Als sie mir anschließend vorhersagt, dass ich demnächst einen großartigen Mann kennen lernen werde, beruhigt mich das auch nicht. Mir ist nicht nach einem Mann zumute und so antworte ich leicht unwirsch: »Ach hören Sie auf! Ich habe keine Zeit für eine Beziehung. Im Moment erst recht nicht, weil ich ständig unterwegs bin und von meiner >alten< Liebe schwärme. Da würde eine neue Liebe schlecht dazu passen. Und wenn ich nach Hause komme, wartet meine Tochter auf mich. Nein, nein, da täuschen Sie sich!« Energisch erwidert sie: »Meine Karten lügen nie! Und überhaupt, was heißt kennen lernen. Diesen Mann kennen Sie schon lange. Der steht sozusagen bereits vor Ihrer Tür!« Jetzt muss ich lachen und sage: »Ach was, ich kenne keinen Mann, in den ich mich plötzlich verlieben könnte.« Dieses Thema interessiert mich nun nicht mehr, stattdessen möchte ich lieber noch mehr über diese Demonstranten wissen. Doch sie winkt ab und meint: »Einfach aufpassen, dann geht alles gut. Sie machen schon das Richtige.« Die Zeit ist um und ich fahre nach Hause. Dort bespreche ich die Angelegenheit mit meiner Mutter und sage ihr auch, dass sie noch aufmerksamer auf Napirai achten soll.

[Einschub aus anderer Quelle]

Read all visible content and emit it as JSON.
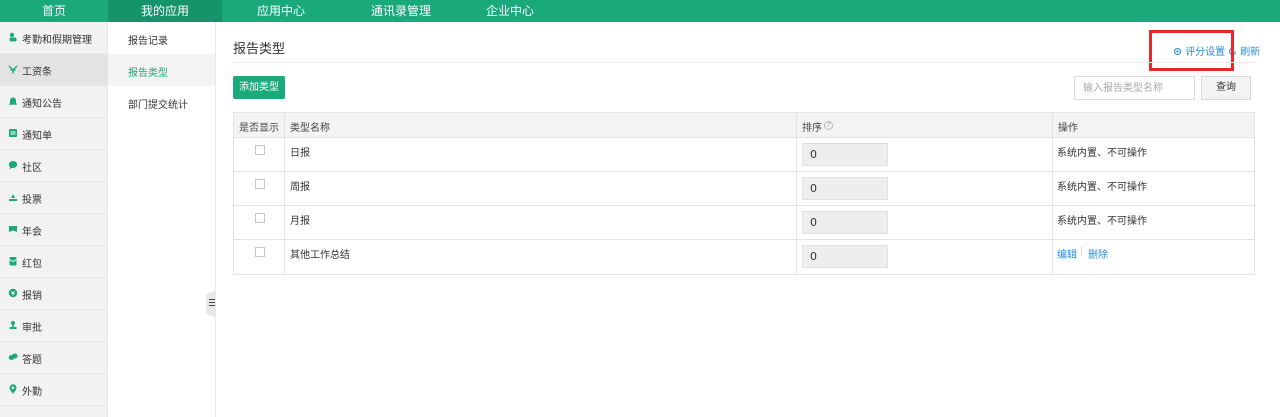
{
  "topnav": {
    "tabs": [
      {
        "label": "首页"
      },
      {
        "label": "我的应用"
      },
      {
        "label": "应用中心"
      },
      {
        "label": "通讯录管理"
      },
      {
        "label": "企业中心"
      }
    ]
  },
  "sidebar": {
    "items": [
      {
        "label": "考勤和假期管理",
        "icon": "attendance-icon"
      },
      {
        "label": "工资条",
        "icon": "payslip-icon"
      },
      {
        "label": "通知公告",
        "icon": "bell-icon"
      },
      {
        "label": "通知单",
        "icon": "notice-form-icon"
      },
      {
        "label": "社区",
        "icon": "chat-bubble-icon"
      },
      {
        "label": "投票",
        "icon": "vote-icon"
      },
      {
        "label": "年会",
        "icon": "banner-icon"
      },
      {
        "label": "红包",
        "icon": "red-envelope-icon"
      },
      {
        "label": "报销",
        "icon": "reimburse-icon"
      },
      {
        "label": "审批",
        "icon": "approval-icon"
      },
      {
        "label": "答题",
        "icon": "quiz-icon"
      },
      {
        "label": "外勤",
        "icon": "location-pin-icon"
      }
    ]
  },
  "submenu": {
    "items": [
      {
        "label": "报告记录"
      },
      {
        "label": "报告类型"
      },
      {
        "label": "部门提交统计"
      }
    ]
  },
  "main": {
    "title": "报告类型",
    "score_settings": "评分设置",
    "refresh": "刷新",
    "add_button": "添加类型",
    "search_placeholder": "输入报告类型名称",
    "query_button": "查询",
    "table": {
      "headers": [
        "是否显示",
        "类型名称",
        "排序",
        "操作"
      ],
      "rows": [
        {
          "name": "日报",
          "sort": "0",
          "op": "系统内置、不可操作"
        },
        {
          "name": "周报",
          "sort": "0",
          "op": "系统内置、不可操作"
        },
        {
          "name": "月报",
          "sort": "0",
          "op": "系统内置、不可操作"
        },
        {
          "name": "其他工作总结",
          "sort": "0",
          "edit": "编辑",
          "delete": "删除"
        }
      ]
    }
  },
  "colors": {
    "brand": "#1aa97b",
    "link": "#2b8ed6",
    "highlight": "#e8272b"
  }
}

Zwei Tage später fahre ich zur zweiten Lesung nach Bern. Auch diesmal ist die Buchhandlung überfüllt. Vor dem Eingang demonstrieren die gleichen Leute wie schon zuvor im Zürcher Oberland. Aber diesmal lasse ich mich nicht auf eine sinnlose Diskussion ein, denn ich brauche meine Energie für die vielen Menschen, denen ich Freude schenken möchte. Es wird trotz allem ein schöner, sehr langer Abend, weil die Zuhörer viele Fragen haben und natürlich auch über die möglichen Anliegen der Demonstranten mit mir debattieren. Spät abends gehe ich in mein Hotel und freue mich auf die morgige Heimreise.